Now that we’ve learned a little about marginal analysis, we can apply this knowledge to help answer questions that are really important. For example, suppose we would like to minimize the cost of producing our product, working on the theory that this will save us money. How would we go about this process of optimizing the cost?
First of all, we need to know what causes the cost of production to vary. Typically, the simplest quantity that determines production cost is, you guessed it, the number of items that we produce. After all, each one of them uses a certain amount of materials that aren’t free; each one of them requires labor; production probably involves machines which use electricity and so forth. So, we could start by getting together data that shows the total cost each month (or week or whatever) along with the total cost of production that month (or week or whatever). We can then use our model-building skills to determine an equation that represents the cost of production as a function of the number of items produced.

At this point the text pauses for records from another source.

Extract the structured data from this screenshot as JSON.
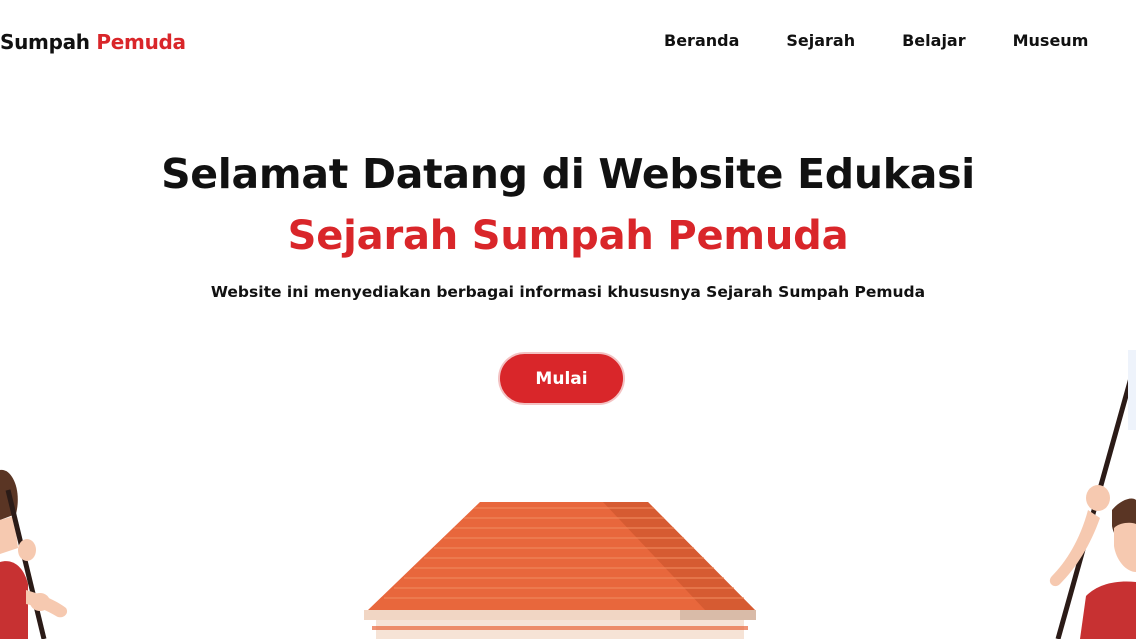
{
  "nav": {
    "logo_primary": "Sumpah",
    "logo_accent": "Pemuda",
    "links": [
      "Beranda",
      "Sejarah",
      "Belajar",
      "Museum"
    ]
  },
  "hero": {
    "title": "Selamat Datang di Website Edukasi",
    "subtitle": "Sejarah Sumpah Pemuda",
    "description": "Website ini menyediakan berbagai informasi khususnya Sejarah Sumpah Pemuda",
    "cta_label": "Mulai"
  },
  "colors": {
    "accent": "#d9262a",
    "text": "#111111",
    "roof": "#e8673c",
    "skin": "#f6c9b0"
  },
  "icons": [
    "building-illustration",
    "youth-left-illustration",
    "youth-right-illustration"
  ]
}
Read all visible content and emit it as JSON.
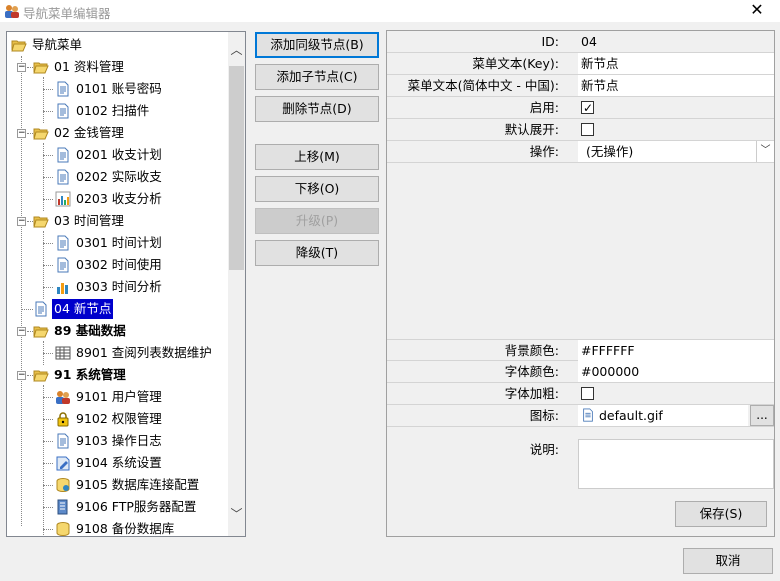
{
  "window": {
    "title": "导航菜单编辑器",
    "close_label": "✕"
  },
  "tree": {
    "root": "导航菜单",
    "nodes": [
      {
        "label": "01 资料管理"
      },
      {
        "label": "0101 账号密码"
      },
      {
        "label": "0102 扫描件"
      },
      {
        "label": "02 金钱管理"
      },
      {
        "label": "0201 收支计划"
      },
      {
        "label": "0202 实际收支"
      },
      {
        "label": "0203 收支分析"
      },
      {
        "label": "03 时间管理"
      },
      {
        "label": "0301 时间计划"
      },
      {
        "label": "0302 时间使用"
      },
      {
        "label": "0303 时间分析"
      },
      {
        "label": "04 新节点"
      },
      {
        "label": "89 基础数据"
      },
      {
        "label": "8901 查阅列表数据维护"
      },
      {
        "label": "91 系统管理"
      },
      {
        "label": "9101 用户管理"
      },
      {
        "label": "9102 权限管理"
      },
      {
        "label": "9103 操作日志"
      },
      {
        "label": "9104 系统设置"
      },
      {
        "label": "9105 数据库连接配置"
      },
      {
        "label": "9106 FTP服务器配置"
      },
      {
        "label": "9108 备份数据库"
      }
    ]
  },
  "actions": {
    "add_sibling": "添加同级节点(B)",
    "add_child": "添加子节点(C)",
    "delete": "删除节点(D)",
    "move_up": "上移(M)",
    "move_down": "下移(O)",
    "promote": "升级(P)",
    "demote": "降级(T)"
  },
  "props": {
    "id_label": "ID:",
    "id_value": "04",
    "key_label": "菜单文本(Key):",
    "key_value": "新节点",
    "zh_label": "菜单文本(简体中文 - 中国):",
    "zh_value": "新节点",
    "enabled_label": "启用:",
    "enabled_checked": "✓",
    "expand_label": "默认展开:",
    "op_label": "操作:",
    "op_value": "(无操作)",
    "bg_label": "背景颜色:",
    "bg_value": "#FFFFFF",
    "font_color_label": "字体颜色:",
    "font_color_value": "#000000",
    "bold_label": "字体加粗:",
    "icon_label": "图标:",
    "icon_value": "default.gif",
    "icon_button": "...",
    "desc_label": "说明:"
  },
  "buttons": {
    "save": "保存(S)",
    "cancel": "取消"
  }
}
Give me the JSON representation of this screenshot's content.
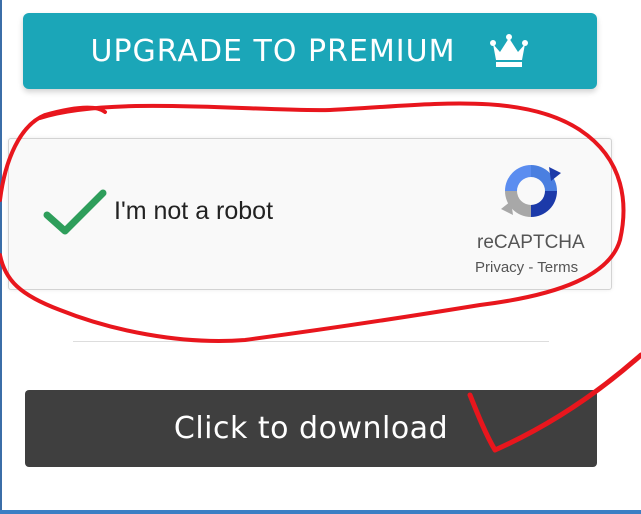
{
  "premium": {
    "label": "UPGRADE TO PREMIUM",
    "icon": "crown-icon"
  },
  "captcha": {
    "label": "I'm not a robot",
    "checked": true,
    "brand": "reCAPTCHA",
    "privacy_link": "Privacy",
    "separator": "-",
    "terms_link": "Terms",
    "icons": [
      "check-icon",
      "recaptcha-logo-icon"
    ]
  },
  "download": {
    "label": "Click to download"
  },
  "colors": {
    "premium_bg": "#1ba6b8",
    "download_bg": "#3f3f3f",
    "checkmark": "#2e9e5b",
    "annotation": "#e8161d"
  }
}
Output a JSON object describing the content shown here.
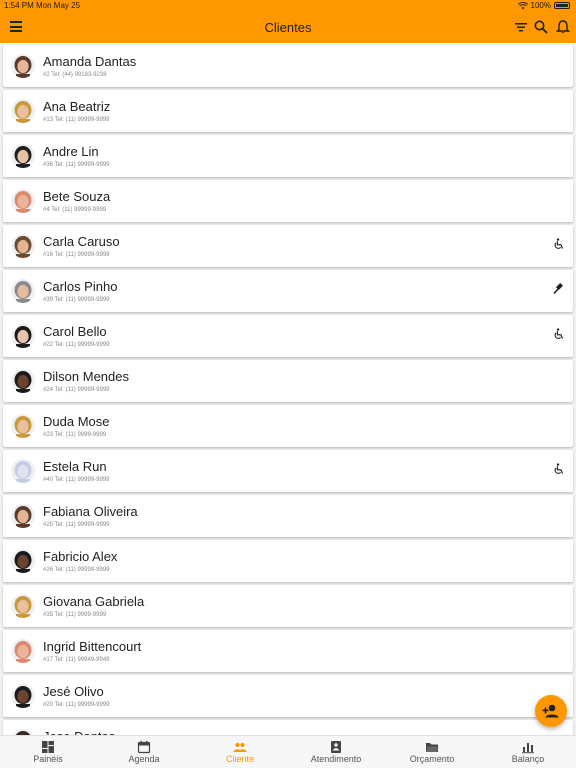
{
  "status_bar": {
    "time": "1:54 PM",
    "date": "Mon May 25",
    "battery": "100%"
  },
  "header": {
    "title": "Clientes"
  },
  "icons": {
    "menu": "menu-icon",
    "filter": "filter-icon",
    "search": "search-icon",
    "notifications": "bell-icon",
    "accessibility": "accessible-icon",
    "gavel": "gavel-icon",
    "add_person": "person-add-icon"
  },
  "colors": {
    "accent": "#ff9800",
    "background": "#f2f2f2",
    "card": "#ffffff"
  },
  "clients": [
    {
      "name": "Amanda Dantas",
      "details": "#2 Tel: (44) 99183-9238",
      "skin": "#e8b59a",
      "hair": "#5a3b2a",
      "flag": ""
    },
    {
      "name": "Ana Beatriz",
      "details": "#13 Tel: (11) 99999-9999",
      "skin": "#e9bfa0",
      "hair": "#c99a3b",
      "flag": ""
    },
    {
      "name": "Andre Lin",
      "details": "#36 Tel: (11) 99999-9999",
      "skin": "#e5c2a6",
      "hair": "#1f1f1f",
      "flag": ""
    },
    {
      "name": "Bete Souza",
      "details": "#4 Tel: (11) 99999-9999",
      "skin": "#eab39a",
      "hair": "#d98a70",
      "flag": ""
    },
    {
      "name": "Carla Caruso",
      "details": "#16 Tel: (11) 99999-9999",
      "skin": "#e2b394",
      "hair": "#6b4a2e",
      "flag": "accessible"
    },
    {
      "name": "Carlos Pinho",
      "details": "#39 Tel: (11) 99999-9999",
      "skin": "#e8b9a0",
      "hair": "#8a8a8a",
      "flag": "gavel"
    },
    {
      "name": "Carol Bello",
      "details": "#22 Tel: (11) 99999-9999",
      "skin": "#e6c3aa",
      "hair": "#1a1a1a",
      "flag": "accessible"
    },
    {
      "name": "Dilson Mendes",
      "details": "#24 Tel: (11) 99999-9999",
      "skin": "#6b4330",
      "hair": "#1a1a1a",
      "flag": ""
    },
    {
      "name": "Duda Mose",
      "details": "#23 Tel: (11) 9999-9999",
      "skin": "#e9bfa0",
      "hair": "#c99a3b",
      "flag": ""
    },
    {
      "name": "Estela Run",
      "details": "#40 Tel: (11) 99999-9999",
      "skin": "#dfe3f0",
      "hair": "#c5cbe0",
      "flag": "accessible"
    },
    {
      "name": "Fabiana Oliveira",
      "details": "#25 Tel: (11) 99999-9999",
      "skin": "#e2b394",
      "hair": "#5a3b2a",
      "flag": ""
    },
    {
      "name": "Fabricio Alex",
      "details": "#26 Tel: (11) 99999-9999",
      "skin": "#6b4330",
      "hair": "#1a1a1a",
      "flag": ""
    },
    {
      "name": "Giovana Gabriela",
      "details": "#35 Tel: (11) 9999-9999",
      "skin": "#e9bfa0",
      "hair": "#c99a3b",
      "flag": ""
    },
    {
      "name": "Ingrid Bittencourt",
      "details": "#17 Tel: (11) 99949-9949",
      "skin": "#eab39a",
      "hair": "#d98a70",
      "flag": ""
    },
    {
      "name": "Jesé Olivo",
      "details": "#20 Tel: (11) 99999-9999",
      "skin": "#6b4330",
      "hair": "#1a1a1a",
      "flag": ""
    },
    {
      "name": "Jose Dantas",
      "details": "",
      "skin": "#e8b59a",
      "hair": "#3a2a1a",
      "flag": ""
    }
  ],
  "bottom_nav": [
    {
      "label": "Painéis",
      "icon": "dashboard-icon",
      "active": false
    },
    {
      "label": "Agenda",
      "icon": "calendar-icon",
      "active": false
    },
    {
      "label": "Cliente",
      "icon": "people-icon",
      "active": true
    },
    {
      "label": "Atendimento",
      "icon": "badge-icon",
      "active": false
    },
    {
      "label": "Orçamento",
      "icon": "folder-icon",
      "active": false
    },
    {
      "label": "Balanço",
      "icon": "bar-chart-icon",
      "active": false
    }
  ]
}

Now, how can this help us find the amount of production that will result in the lowest overall cost? We actually have several tools available. We could create a table of values from the function and look for the lowest cost. That could be difficult, though, since our table will only show some of the possible values: it may be that we skip over the best spot if we’re not very careful. We could also graph the function, but then scale is an issue; we may have to keep redrawing the graph on larger and larger scales to see where this minimum occurs. The most commonly used approach, though, is based on marginal analysis.
Think about it this way. We could imagine ”walking” along the function in the direction of increasing production. As we do this, the slope along which we climb is determined by the rate of change of the function - marginal analysis. If the marginal cost is negative, we are going downhill; this means that by increasing the production we can decrease the costs a little. If the slope is very large and negative, then we are far from the minimum cost. As we get closer to the minimum of the cost, this slope will level out. In fact, if we go too far, we could wind up increasing the costs - like climbing out of a hole. That means that we need to go back in order to decrease the cost.
This idea of walking along the function is a little hard to implement on a computer. It’s much easier to think about what the function must look like near the minimum cost. We know that on one side of the minimum, the slope is negative, because we are decreasing the cost as we increase production. On the other side of the minimum (we’ve gone too far!) the slope is positive. Now the slope is the marginal cost. This is a number associated with each value of production. If it is negative on one side of the minimum, and positive on the other side of the minimum, then we can conclude (assuming a mathematical property called continuity) that at the minimum, the slope (marginal cost) is exactly zero. This basic idea can be used to solve any optimization problem - simply set the marginal whatever to zero and solve the resulting equation.